How can I get the BSSID / MAC (Media Access Control) address of the wireless access point my system is connected to using C#?

Note that I'm interested in the BSSID of the WAP. This is different from the MAC address of the networking portion of the WAP.


Solution 1:

The following needs to be executed programmatically:

netsh wlan show networks mode=Bssid | findstr "BSSID"

The above shows the access point's wireless MAC addresses which is different from:

arp -a | findstr 192.168.1.254

This is because the access point has 2 MAC addresses. One for the wireless device and one for the networking device. I want the wireless MAC but get the networking MAC using arp.

Using the Managed Wifi API:

var wlanClient = new WlanClient();
foreach (WlanClient.WlanInterface wlanInterface in wlanClient.Interfaces)
{
    Wlan.WlanBssEntry[] wlanBssEntries = wlanInterface.GetNetworkBssList();
    foreach (Wlan.WlanBssEntry wlanBssEntry in wlanBssEntries)
    {
        byte[] macAddr = wlanBssEntry.dot11Bssid;
        var macAddrLen = (uint) macAddr.Length;
        var str = new string[(int) macAddrLen];
        for (int i = 0; i < macAddrLen; i++)
        {
            str[i] = macAddr[i].ToString("x2");
        }
        string mac = string.Join("", str);
        Console.WriteLine(mac);
    }
}

Solution 2:

using System;
using System.Diagnostics;

class Program
{
    static void Main(string[] args)
    {       
        Process proc = new Process();
        proc.StartInfo.CreateNoWindow = true;
        proc.StartInfo.FileName = "cmd";

        proc.StartInfo.Arguments = @"/C ""netsh wlan show networks mode=bssid | findstr BSSID """;

        proc.StartInfo.RedirectStandardOutput = true;       
        proc.StartInfo.UseShellExecute = false;
        proc.Start();
        string output = proc.StandardOutput.ReadToEnd();
        proc.WaitForExit(); 

        Console.WriteLine(output); 
    }   
}

Beware of syntax error like curly braces all that. But the concept is here. You may create Scan function by periodically invoking this process. Correct me if something goes wrong.

Solution 3:

About getting that result from ARP.EXE programmatically:

The Win32 API to get this is in the IP Helper group of functions and it is called GetIpNetTable(). The P/Invoke signature for it is here.

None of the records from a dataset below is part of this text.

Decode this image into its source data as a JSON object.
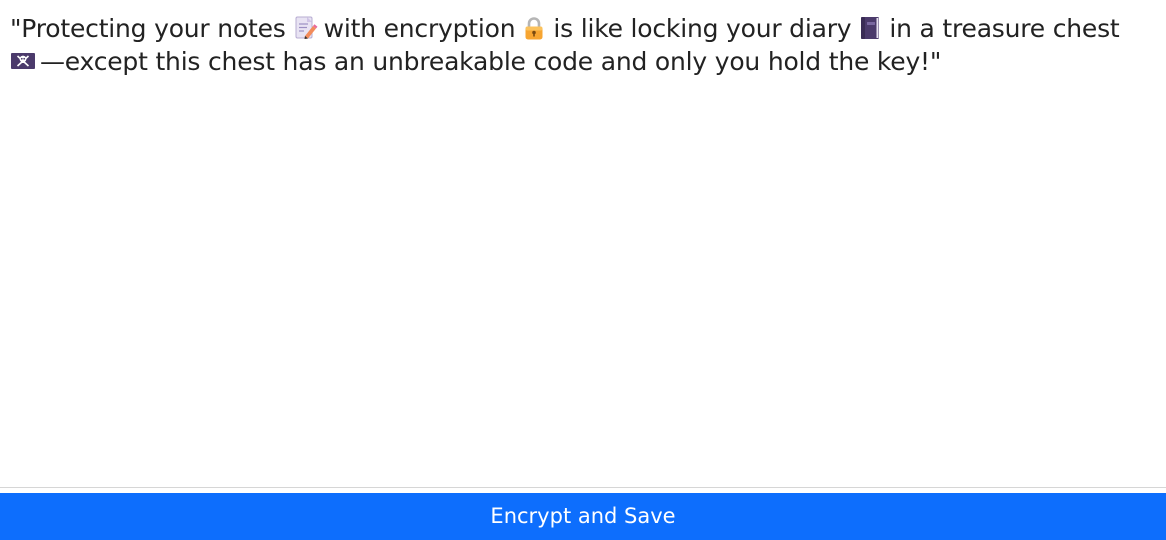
{
  "note": {
    "segments": [
      "\"Protecting your notes",
      "with encryption",
      "is like locking your diary",
      "in a treasure chest",
      "—except this chest has an unbreakable code and only you hold the key!\""
    ],
    "emojis": [
      "memo-icon",
      "lock-icon",
      "notebook-icon",
      "pirate-flag-icon"
    ]
  },
  "save_button": {
    "label": "Encrypt and Save",
    "color": "#0d6efd"
  }
}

You'll have to write some code to marshal the results out of it, and its one of those fun Win32 APIs with variable length results.

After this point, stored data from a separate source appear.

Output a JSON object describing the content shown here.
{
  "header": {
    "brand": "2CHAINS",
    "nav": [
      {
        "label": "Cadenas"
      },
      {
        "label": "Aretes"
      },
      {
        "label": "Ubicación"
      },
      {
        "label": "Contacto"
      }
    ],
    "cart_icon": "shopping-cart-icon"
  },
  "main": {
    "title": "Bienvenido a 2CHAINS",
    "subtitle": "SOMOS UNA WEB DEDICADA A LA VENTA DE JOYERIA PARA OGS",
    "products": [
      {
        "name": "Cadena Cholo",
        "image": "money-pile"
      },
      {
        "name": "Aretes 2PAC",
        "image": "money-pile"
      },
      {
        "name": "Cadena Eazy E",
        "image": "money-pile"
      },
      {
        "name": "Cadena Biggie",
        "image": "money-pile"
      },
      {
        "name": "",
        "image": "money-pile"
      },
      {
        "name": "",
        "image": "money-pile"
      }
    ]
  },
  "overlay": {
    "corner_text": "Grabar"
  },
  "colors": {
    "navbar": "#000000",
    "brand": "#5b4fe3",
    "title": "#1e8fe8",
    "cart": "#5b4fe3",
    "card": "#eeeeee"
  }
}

Another way to do this would be to use Windows Management Instrumentation which does have a nice set of wrapper classes in the System.Management and System.Management.Instrumentation namespaces. But the down side is the WMI service must be running for that to work. I've dug around but I can't seem to find the exact object in the WMI tree that contains the equivalent information. I'm pretty sure it exists because I see third-party tools on the net that claim to retrieve this info using this API. Maybe someone else will chime in with that part.